Time Travel Thursday: Hot Tub Time Machine (2010)
Time travel tropes8
Matthew Turner | On 07, Apr 2022
Director: Steve Pink
Cast: John Cusack, Rob Corddry, Craig Robinson, Clark Duke, Sebastian Stan, Lyndsey Fonseca, Crispin Glover, Chevy Chase
Has Boss Level whetted your appetite for more time travel titilation? Transport yourself no further than Time Travel Thursday, our column devoted to time travel movies. It’s on Thursday.
Directed by Steve Pink, this 2010 comedy stars John Cusack as forty-something Adam, who’s just gone through a bad break-up and persuades his best friends – near-suicidal Lou (Rob Corddry) and married-but-unhappy Nick (Craig Robinson) – as well as his nerdy nephew, Jacob (Clark Duke), to take a trip to a ski resort they used to go to 25 years ago. However, an accident with a hot tub and an energy drink sends them back to the year 1986, where they’re confronted with several tempting opportunities to change their futures.
Conveniently, the three friends inhabit their own teenaged bodies, meaning that Adam has to decide whether or not to break up with his then-girlfriend (Lyndsey Fonseca), Nick can still play with his band and Lou can attempt to retrace his dimly remembered weekend of debauchery. However, when Jacob realises that he was conceived that weekend, he finds his life in jeopardy, Marty McFly-style and realises that he has to find the father he’s never met.
Hot Tub Time Machine scores highly when it comes to time travel tropes, not least because it has an actual time machine in it, even if it is a rather silly one. It also achieves a good balance of time travel jokes and dramatic time travel-related stakes.

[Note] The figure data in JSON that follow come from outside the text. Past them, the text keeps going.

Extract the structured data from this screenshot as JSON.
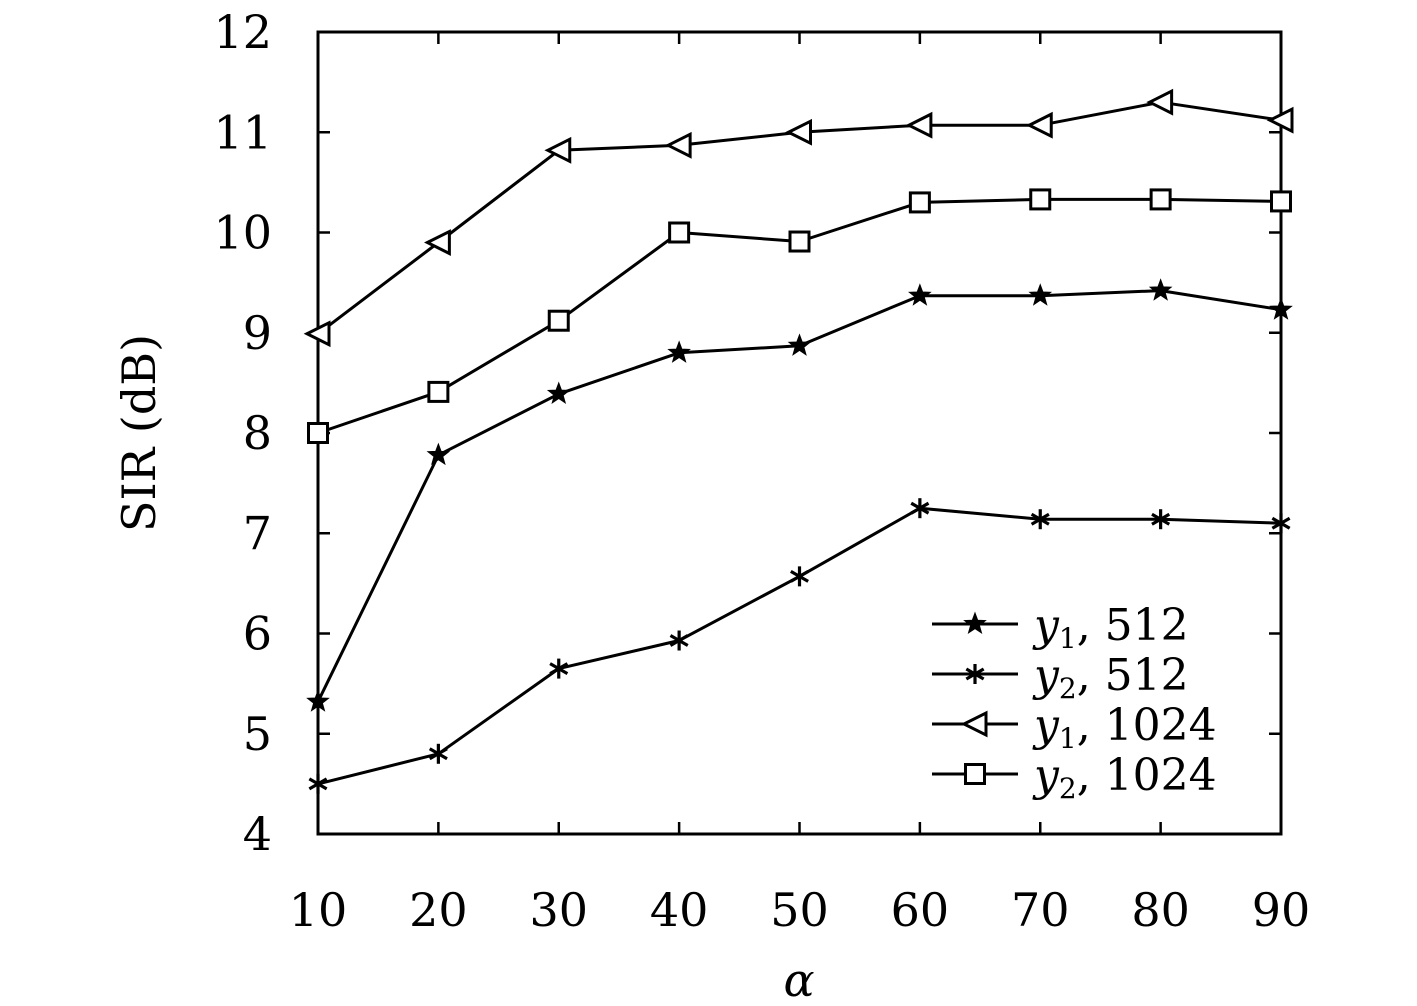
{
  "chart_data": {
    "type": "line",
    "xlabel": "α",
    "ylabel": "SIR (dB)",
    "x": [
      10,
      20,
      30,
      40,
      50,
      60,
      70,
      80,
      90
    ],
    "xlim": [
      10,
      90
    ],
    "ylim": [
      4,
      12
    ],
    "xticks": [
      10,
      20,
      30,
      40,
      50,
      60,
      70,
      80,
      90
    ],
    "yticks": [
      4,
      5,
      6,
      7,
      8,
      9,
      10,
      11,
      12
    ],
    "grid": false,
    "legend_position": "bottom-right",
    "series": [
      {
        "name": "y1, 512",
        "legend_var": "y",
        "legend_sub": "1",
        "legend_rest": ", 512",
        "marker": "star",
        "values": [
          5.32,
          7.78,
          8.39,
          8.8,
          8.87,
          9.37,
          9.37,
          9.42,
          9.23
        ]
      },
      {
        "name": "y2, 512",
        "legend_var": "y",
        "legend_sub": "2",
        "legend_rest": ", 512",
        "marker": "asterisk",
        "values": [
          4.5,
          4.8,
          5.65,
          5.93,
          6.57,
          7.25,
          7.14,
          7.14,
          7.1
        ]
      },
      {
        "name": "y1, 1024",
        "legend_var": "y",
        "legend_sub": "1",
        "legend_rest": ", 1024",
        "marker": "triangle-left",
        "values": [
          8.99,
          9.9,
          10.82,
          10.87,
          11.0,
          11.07,
          11.07,
          11.3,
          11.12
        ]
      },
      {
        "name": "y2, 1024",
        "legend_var": "y",
        "legend_sub": "2",
        "legend_rest": ", 1024",
        "marker": "square",
        "values": [
          8.0,
          8.41,
          9.12,
          10.0,
          9.91,
          10.3,
          10.33,
          10.33,
          10.31
        ]
      }
    ]
  }
}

The posters at the time described Hot Tub Time Machine as “The Hangover meets Back to the Future” and that’s actually pretty accurate, although it’s neither as clever or as funny as that description suggests. Essentially, it feels as if the filmmakers had the perfect script that would combine a clever time-travel plot, a succession of terrific jokes and some moving emotional moments… and then they just decided to bin that script and film themselves pissing about instead.
As a result, the film relies far too much on lowbrow humour, none of which is quite as funny as the film’s cleverer moments, while the climax feels strangely unsatisfying for a number of different reasons, especially when compared to Back to the Future. If anything, it’s doubly frustrating that the filmmakers were clearly aware of the perfect template for their ending and just chose to ignore it.
On the plus side, the performances are excellent, with Robinson probably the stand-out – his delivery of the film’s title line is hilarious and he also gets the film’s best joke, which it would be unfair to reveal here. In addition, despite all the lowbrow stuff, there are still plenty of big laughs, whether it’s witty one-liners, sight gags or comic set-pieces.
Ultimately, Hot Tub Time Machine is likeable and frequently funny, with flashes of real invention, but it largely bungles the emotional side of things and it’s hard to come away from it without thinking how much better it could have been with a few simple tweaks.